Czym fabuła zasłużyła na te zupełnie różne odsłony? Nie czytałam, nie grałam,
za to obejrzałam film i zdecydowanie nie
była to strata czasu. Wiem, wiem.. przecież to tylko bajka. Bajka, w którą włożono
mnóstwo pracy a animatorzy pewnie nie jedną nockę przy niej zarwali. Tak to
jest z lalkami, że trzeba przy nich majstrować, bo same się nie ustawią.
„Koralina
i tajemnicze drzwi” to świetna ekranizacja– nie tylko dla dzieci. Ciekawie
ogląda się ożywione kukiełki. Jestem fanką animacji poklatkowych. Ta co prawda
wzbogacona jest o komputerowe sztuczki, jednak dodaje jej to uroku. Nigdy nie
przestanę doceniać pracy włożonej w tworzenie takiego dzieła. Pomyślcie ile
cierpliwości jest potrzebne by ustawić, bóg wie ile razy, cyrk pełen
myszoskoczków.
Koralina – 11 letnia dziewczynka – o nieco wścibskim charakterze odkrywa w swoim nowym domu niezwykłe tajemnicze drzwiczki. Ile
razy słyszeliście od swojego młodszego rodzeństwa „nudzę się”? Zaproponujcie mu
policzyć wszystkie drzwi w domu, może też odkryje coś nowego? (albo włączcie mu
tę bajkę).
Za wspomnianymi drzwiami znajduje się ciekawsze odbicie jej życia, rodziców i
wszystkiego co wokół. Lepiej gotująca mama, nie zapracowany tata, mniej wkurzający
kolega Wybie i gadający kot z nieprzeciętną inteligencją. Niestety pod przykrywką
symetrycznego świata czai się zła czarownica.

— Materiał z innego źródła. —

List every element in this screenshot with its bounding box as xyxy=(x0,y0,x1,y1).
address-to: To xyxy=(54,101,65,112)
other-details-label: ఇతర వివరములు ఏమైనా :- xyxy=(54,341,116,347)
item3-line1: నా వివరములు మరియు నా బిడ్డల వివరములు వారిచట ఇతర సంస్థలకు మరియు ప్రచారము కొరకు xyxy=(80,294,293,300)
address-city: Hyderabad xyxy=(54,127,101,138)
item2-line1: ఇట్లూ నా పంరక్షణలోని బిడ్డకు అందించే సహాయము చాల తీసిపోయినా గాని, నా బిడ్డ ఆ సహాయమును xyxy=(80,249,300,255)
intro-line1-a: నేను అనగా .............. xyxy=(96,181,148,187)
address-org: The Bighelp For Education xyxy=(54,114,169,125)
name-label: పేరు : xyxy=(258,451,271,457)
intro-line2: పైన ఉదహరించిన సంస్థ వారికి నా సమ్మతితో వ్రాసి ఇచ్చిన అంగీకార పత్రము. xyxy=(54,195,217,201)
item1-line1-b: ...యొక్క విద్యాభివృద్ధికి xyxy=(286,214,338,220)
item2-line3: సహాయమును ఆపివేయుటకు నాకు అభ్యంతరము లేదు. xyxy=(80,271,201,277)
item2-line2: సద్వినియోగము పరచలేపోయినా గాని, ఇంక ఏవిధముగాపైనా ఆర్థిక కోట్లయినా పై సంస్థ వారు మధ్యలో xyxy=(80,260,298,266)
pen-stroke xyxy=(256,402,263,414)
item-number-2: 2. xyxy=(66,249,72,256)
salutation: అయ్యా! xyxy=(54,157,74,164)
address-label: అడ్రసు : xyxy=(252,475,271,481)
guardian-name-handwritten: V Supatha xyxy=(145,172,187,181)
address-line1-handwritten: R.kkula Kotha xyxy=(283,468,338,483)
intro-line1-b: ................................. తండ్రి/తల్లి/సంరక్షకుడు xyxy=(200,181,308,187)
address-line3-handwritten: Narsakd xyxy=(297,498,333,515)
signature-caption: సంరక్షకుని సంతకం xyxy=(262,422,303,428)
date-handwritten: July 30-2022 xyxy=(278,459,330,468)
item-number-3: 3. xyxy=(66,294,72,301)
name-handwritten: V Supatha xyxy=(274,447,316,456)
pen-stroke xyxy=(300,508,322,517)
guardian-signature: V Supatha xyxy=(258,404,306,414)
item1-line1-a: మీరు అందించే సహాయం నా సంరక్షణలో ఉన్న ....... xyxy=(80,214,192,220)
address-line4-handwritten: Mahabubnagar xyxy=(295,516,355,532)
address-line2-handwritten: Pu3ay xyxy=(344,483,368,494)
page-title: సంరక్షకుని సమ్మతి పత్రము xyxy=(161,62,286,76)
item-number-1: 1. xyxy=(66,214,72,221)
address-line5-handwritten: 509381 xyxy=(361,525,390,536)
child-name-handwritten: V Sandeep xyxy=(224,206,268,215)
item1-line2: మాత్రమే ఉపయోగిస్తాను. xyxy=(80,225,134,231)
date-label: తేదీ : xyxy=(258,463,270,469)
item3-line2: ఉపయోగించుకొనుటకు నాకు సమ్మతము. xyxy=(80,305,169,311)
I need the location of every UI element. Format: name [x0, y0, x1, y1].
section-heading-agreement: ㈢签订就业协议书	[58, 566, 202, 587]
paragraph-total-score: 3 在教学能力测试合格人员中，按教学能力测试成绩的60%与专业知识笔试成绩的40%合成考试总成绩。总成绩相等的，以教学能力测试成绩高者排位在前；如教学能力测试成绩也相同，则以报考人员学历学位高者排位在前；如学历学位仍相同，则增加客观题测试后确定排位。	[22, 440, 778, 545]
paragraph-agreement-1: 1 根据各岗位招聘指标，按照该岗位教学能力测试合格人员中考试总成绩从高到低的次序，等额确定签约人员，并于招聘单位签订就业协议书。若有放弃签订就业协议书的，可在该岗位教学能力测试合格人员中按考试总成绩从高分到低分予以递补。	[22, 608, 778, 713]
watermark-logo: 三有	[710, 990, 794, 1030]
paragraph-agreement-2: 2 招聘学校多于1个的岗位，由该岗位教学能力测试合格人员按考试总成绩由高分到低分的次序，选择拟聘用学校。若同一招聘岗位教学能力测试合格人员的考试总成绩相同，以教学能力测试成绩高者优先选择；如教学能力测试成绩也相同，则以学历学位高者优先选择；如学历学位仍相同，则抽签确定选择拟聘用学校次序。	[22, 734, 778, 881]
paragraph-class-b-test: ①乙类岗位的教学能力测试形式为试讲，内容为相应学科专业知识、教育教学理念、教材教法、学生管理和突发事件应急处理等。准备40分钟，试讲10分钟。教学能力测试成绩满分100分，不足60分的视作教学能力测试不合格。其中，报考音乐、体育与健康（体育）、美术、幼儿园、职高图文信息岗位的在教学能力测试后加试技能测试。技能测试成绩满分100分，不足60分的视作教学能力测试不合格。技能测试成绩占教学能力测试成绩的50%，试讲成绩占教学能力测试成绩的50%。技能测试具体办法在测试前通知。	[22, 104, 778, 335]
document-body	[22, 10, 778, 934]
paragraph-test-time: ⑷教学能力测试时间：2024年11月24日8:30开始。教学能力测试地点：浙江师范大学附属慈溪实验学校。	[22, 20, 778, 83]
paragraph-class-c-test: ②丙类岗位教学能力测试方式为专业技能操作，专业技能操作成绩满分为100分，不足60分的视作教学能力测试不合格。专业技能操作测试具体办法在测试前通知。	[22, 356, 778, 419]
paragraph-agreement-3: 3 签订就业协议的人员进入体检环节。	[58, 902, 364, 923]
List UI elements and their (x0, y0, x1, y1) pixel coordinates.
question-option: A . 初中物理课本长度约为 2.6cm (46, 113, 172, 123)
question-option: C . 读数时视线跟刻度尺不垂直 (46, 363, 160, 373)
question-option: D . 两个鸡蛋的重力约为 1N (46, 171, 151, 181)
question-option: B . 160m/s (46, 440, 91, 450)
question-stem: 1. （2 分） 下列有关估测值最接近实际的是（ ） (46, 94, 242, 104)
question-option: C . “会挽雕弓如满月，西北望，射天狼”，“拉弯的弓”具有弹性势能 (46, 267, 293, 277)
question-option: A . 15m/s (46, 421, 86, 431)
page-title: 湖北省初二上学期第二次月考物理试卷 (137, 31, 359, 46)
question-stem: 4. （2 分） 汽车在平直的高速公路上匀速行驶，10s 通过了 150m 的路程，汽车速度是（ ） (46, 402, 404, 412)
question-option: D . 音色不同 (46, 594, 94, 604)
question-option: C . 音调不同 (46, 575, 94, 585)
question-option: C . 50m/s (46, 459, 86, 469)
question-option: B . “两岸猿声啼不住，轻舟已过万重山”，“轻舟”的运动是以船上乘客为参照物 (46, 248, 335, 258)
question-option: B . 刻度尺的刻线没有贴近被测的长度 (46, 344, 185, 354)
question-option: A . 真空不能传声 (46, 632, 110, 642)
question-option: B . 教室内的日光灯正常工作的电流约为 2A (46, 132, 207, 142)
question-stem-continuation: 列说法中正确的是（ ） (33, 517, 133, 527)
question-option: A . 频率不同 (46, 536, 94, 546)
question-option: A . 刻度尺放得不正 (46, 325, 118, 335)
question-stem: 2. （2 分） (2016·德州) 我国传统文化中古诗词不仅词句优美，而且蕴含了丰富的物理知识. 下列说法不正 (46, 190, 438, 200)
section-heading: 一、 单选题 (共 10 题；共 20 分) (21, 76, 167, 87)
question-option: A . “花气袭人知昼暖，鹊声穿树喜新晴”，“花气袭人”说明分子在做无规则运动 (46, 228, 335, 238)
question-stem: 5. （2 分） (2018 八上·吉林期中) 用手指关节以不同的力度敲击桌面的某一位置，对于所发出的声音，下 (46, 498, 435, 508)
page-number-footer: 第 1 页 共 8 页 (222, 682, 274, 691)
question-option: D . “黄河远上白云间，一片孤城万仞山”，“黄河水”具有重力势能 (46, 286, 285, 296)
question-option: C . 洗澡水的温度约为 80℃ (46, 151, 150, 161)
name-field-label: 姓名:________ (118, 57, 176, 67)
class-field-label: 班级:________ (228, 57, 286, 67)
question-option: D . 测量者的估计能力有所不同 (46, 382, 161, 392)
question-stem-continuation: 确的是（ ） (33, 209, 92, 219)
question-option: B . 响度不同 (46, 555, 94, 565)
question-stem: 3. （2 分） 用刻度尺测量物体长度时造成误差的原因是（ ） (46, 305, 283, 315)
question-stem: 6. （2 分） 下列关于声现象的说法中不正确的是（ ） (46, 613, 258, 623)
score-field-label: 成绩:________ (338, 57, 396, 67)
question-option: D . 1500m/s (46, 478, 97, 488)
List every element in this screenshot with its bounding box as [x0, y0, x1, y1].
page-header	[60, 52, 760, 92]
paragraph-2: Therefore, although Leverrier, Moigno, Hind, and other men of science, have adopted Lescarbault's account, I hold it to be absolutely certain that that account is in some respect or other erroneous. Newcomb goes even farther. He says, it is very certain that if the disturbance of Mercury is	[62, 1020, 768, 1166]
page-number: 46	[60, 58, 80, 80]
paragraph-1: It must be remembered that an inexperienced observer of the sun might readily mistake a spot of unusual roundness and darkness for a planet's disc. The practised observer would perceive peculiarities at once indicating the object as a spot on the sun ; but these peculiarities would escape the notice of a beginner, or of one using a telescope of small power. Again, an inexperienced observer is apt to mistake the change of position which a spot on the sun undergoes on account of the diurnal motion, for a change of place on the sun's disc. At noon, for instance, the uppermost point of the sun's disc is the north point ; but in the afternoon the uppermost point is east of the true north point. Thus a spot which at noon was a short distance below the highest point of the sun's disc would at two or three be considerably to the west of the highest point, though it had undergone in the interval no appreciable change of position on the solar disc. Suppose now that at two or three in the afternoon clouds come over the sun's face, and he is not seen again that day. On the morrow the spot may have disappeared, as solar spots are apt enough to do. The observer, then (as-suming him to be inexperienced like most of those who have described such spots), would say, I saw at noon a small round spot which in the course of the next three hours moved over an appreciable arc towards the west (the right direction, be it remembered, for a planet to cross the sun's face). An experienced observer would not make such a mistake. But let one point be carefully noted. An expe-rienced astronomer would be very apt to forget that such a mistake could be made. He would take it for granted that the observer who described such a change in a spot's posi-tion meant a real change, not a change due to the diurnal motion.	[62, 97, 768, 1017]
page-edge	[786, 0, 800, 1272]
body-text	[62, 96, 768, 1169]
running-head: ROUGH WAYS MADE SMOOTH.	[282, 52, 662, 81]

I guziki. To jest dobry motyw. Jeśli chcesz mieć lepsze życie… musisz
wymienić oczy na guziki. Straszne nie? Po tym filmie guziki już nigdy nie będą
takie same. Do końca nie wiadomo czy to sen, czy wyobraźnia, zwykła zabawa czy
rzeczywistość. Malutkie drzwi istnieją, jednak za dnia są zamurowane, w nocy
zaś kuszą kolorowymi światłami. Rezolutna i wygadana Koralina nie przepuści takiej
okazji, tym bardziej, że okropnie nudzi jej się w nowym domu, za oknem pada
deszcz, a rodzice ślęczą wiecznie przed komputerami. A jej mama nie umie
gotować! Co za życie.
Przyjemnie
ogląda się taką bajkę. Estetycznie jest trochę ponura, ma swój klimat -
psychodeliczny. Jednak spodziewałam się tego po reżyserze – Henry Selick, który
stworzył też Miasteczko Halloween. Momentami może przestraszyć, ale nie takie
rzeczy oglądaliście prawda? Ciekawy pomysł na bajkę. Dla dzieciaków – pewnego rodzaju przestroga, dla
dorosłych – może też, ale przede wszystkim dobra zabawa.